Dear Writer’s Block,
It’s not you, it’s me. See how much our relationship has put a strain on my performance? I’m writing in clichés. This is sillier than a monkey on a unicycle.
Anyway, enough with the clichés and similes. I’m done. I feel unhappy with our relationship. It just weighs me down and makes me feel guilty and unproductive. This novel I’m writing will not finish by itself. You know it, I know it. I’m sure the strangers on the internet who will read this break up letter will agree with me.
It’s been my dream to publish a novel, ever since I was 12 years old. I am 24 now. I have written a lot of material, and I’m proud of that. After all, my blog is called “Emily Writes A lot”, not “Emily Never Writes”.
Granted, I have done a lot of writing projects outside of my novel, which is one of the reasons why my novel has been pushed back. However, it’s not like I don’t think about my writing all the time. I literally think about it all the time. Well that, Pokémon, and what I want to eat for lunch.

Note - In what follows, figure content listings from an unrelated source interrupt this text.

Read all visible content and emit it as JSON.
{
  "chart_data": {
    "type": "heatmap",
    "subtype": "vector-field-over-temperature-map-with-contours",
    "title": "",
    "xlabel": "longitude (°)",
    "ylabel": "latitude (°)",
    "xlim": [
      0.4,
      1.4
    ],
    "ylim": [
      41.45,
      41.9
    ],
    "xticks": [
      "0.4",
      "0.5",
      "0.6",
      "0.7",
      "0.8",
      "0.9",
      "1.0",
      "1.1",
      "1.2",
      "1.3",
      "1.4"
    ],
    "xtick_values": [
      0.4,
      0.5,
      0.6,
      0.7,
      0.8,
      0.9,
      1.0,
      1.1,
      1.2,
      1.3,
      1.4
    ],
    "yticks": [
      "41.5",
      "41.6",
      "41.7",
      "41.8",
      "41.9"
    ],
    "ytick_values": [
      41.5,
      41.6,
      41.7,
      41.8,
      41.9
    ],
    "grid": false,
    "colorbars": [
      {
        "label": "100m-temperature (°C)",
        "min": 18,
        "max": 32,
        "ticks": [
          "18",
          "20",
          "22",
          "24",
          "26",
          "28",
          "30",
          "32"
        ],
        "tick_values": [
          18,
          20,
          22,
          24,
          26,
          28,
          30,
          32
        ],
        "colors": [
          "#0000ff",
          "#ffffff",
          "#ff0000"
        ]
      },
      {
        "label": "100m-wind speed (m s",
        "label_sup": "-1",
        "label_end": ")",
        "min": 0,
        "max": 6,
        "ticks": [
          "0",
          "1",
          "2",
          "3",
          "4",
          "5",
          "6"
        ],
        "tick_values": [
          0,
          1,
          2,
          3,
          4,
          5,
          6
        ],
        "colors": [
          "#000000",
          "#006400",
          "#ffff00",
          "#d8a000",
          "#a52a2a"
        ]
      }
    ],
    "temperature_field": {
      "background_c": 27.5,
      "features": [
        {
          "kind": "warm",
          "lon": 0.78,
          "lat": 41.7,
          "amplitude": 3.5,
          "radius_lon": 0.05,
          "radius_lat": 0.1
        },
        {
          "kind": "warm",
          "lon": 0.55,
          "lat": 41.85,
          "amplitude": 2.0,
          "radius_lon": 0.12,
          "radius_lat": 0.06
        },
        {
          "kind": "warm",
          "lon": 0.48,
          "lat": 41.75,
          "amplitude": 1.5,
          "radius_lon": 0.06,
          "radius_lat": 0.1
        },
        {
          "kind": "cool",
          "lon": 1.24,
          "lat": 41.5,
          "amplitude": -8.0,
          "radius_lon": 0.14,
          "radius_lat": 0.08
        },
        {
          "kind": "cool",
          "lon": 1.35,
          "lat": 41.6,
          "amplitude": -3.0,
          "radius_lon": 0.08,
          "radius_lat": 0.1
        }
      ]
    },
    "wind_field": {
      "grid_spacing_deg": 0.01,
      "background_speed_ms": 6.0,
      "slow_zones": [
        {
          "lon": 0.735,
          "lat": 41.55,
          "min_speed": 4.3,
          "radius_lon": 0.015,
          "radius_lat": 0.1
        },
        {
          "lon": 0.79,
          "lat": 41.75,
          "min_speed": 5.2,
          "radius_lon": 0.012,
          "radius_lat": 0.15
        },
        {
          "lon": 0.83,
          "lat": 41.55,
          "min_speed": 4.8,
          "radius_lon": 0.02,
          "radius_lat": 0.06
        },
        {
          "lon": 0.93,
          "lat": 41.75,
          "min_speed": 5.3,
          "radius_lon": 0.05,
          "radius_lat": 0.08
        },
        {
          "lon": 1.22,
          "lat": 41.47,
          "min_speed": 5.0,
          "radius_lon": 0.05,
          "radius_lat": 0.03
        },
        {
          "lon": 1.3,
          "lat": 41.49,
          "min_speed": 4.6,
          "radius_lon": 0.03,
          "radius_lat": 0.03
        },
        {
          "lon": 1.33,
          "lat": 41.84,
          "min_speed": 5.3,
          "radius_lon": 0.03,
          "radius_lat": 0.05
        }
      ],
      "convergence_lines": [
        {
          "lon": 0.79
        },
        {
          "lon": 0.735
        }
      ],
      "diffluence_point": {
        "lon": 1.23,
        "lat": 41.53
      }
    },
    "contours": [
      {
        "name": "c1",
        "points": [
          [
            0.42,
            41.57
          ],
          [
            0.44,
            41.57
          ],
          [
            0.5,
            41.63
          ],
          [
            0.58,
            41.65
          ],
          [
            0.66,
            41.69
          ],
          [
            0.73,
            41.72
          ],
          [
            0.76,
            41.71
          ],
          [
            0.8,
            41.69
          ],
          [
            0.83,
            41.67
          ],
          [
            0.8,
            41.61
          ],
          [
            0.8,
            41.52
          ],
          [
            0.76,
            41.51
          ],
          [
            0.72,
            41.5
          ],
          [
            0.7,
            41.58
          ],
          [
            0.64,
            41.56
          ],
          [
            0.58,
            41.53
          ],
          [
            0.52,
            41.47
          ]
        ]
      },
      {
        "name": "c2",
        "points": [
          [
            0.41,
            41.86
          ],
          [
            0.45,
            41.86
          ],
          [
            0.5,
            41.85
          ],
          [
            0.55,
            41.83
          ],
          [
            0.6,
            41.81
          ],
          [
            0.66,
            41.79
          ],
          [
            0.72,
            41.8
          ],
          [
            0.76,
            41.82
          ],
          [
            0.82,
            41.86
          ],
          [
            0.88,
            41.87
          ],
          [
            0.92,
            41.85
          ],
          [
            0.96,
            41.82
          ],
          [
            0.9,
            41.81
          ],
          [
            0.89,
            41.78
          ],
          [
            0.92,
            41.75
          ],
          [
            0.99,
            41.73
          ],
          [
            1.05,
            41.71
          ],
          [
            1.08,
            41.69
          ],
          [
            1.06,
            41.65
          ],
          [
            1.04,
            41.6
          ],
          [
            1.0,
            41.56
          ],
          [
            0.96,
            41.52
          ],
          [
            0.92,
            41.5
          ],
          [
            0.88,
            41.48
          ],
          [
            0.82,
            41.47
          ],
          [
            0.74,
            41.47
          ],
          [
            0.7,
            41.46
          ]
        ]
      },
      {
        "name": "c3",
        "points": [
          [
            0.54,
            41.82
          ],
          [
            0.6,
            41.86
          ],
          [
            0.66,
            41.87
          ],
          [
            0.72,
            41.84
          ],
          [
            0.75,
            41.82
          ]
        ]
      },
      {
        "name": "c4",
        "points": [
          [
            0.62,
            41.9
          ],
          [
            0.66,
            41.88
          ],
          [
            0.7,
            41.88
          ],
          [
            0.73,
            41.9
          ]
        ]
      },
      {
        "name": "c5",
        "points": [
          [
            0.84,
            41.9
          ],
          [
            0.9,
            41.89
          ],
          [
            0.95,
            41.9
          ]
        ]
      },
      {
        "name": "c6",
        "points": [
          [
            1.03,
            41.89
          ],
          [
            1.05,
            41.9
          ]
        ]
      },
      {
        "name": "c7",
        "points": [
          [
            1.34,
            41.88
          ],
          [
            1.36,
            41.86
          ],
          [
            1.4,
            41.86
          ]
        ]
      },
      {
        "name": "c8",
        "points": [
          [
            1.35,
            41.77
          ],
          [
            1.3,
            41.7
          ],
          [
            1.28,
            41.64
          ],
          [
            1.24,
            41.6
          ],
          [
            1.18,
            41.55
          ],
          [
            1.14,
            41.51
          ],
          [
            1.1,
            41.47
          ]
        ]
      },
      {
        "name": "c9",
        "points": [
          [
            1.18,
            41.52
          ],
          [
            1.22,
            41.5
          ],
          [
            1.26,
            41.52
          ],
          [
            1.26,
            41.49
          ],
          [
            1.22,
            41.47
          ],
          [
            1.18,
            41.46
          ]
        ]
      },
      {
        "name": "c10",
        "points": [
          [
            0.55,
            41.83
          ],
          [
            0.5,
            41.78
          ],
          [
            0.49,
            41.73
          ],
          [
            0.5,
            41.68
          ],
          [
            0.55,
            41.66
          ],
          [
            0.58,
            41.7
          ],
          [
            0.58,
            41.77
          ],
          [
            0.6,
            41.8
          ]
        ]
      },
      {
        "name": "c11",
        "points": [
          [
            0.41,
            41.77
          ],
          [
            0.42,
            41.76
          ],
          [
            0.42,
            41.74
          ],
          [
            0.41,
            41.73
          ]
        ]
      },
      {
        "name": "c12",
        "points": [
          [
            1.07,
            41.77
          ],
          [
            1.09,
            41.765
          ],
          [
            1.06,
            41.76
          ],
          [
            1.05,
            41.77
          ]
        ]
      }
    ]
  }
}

However, you have blocked me from pursuing my goals. Every time I get to the computer, after my head was flowing like a waterfall with ideas, you tell me “You have no ideas! I’m going to make you forget everything! Here, watch some YouTube videos while you try to ‘work’. Oh wait, an hour’s gone and you wasted 60 minutes of your life on YouTube, again, you sad little college grad.”
I’m done with that. I am pulling the plug. Cutting the rope. Showing you the door. Do I need to go on? How many ways can I say that we’ve broken up?
We are done. Goodbye. Au Revoir. Sayonara. Aidios. Aloha.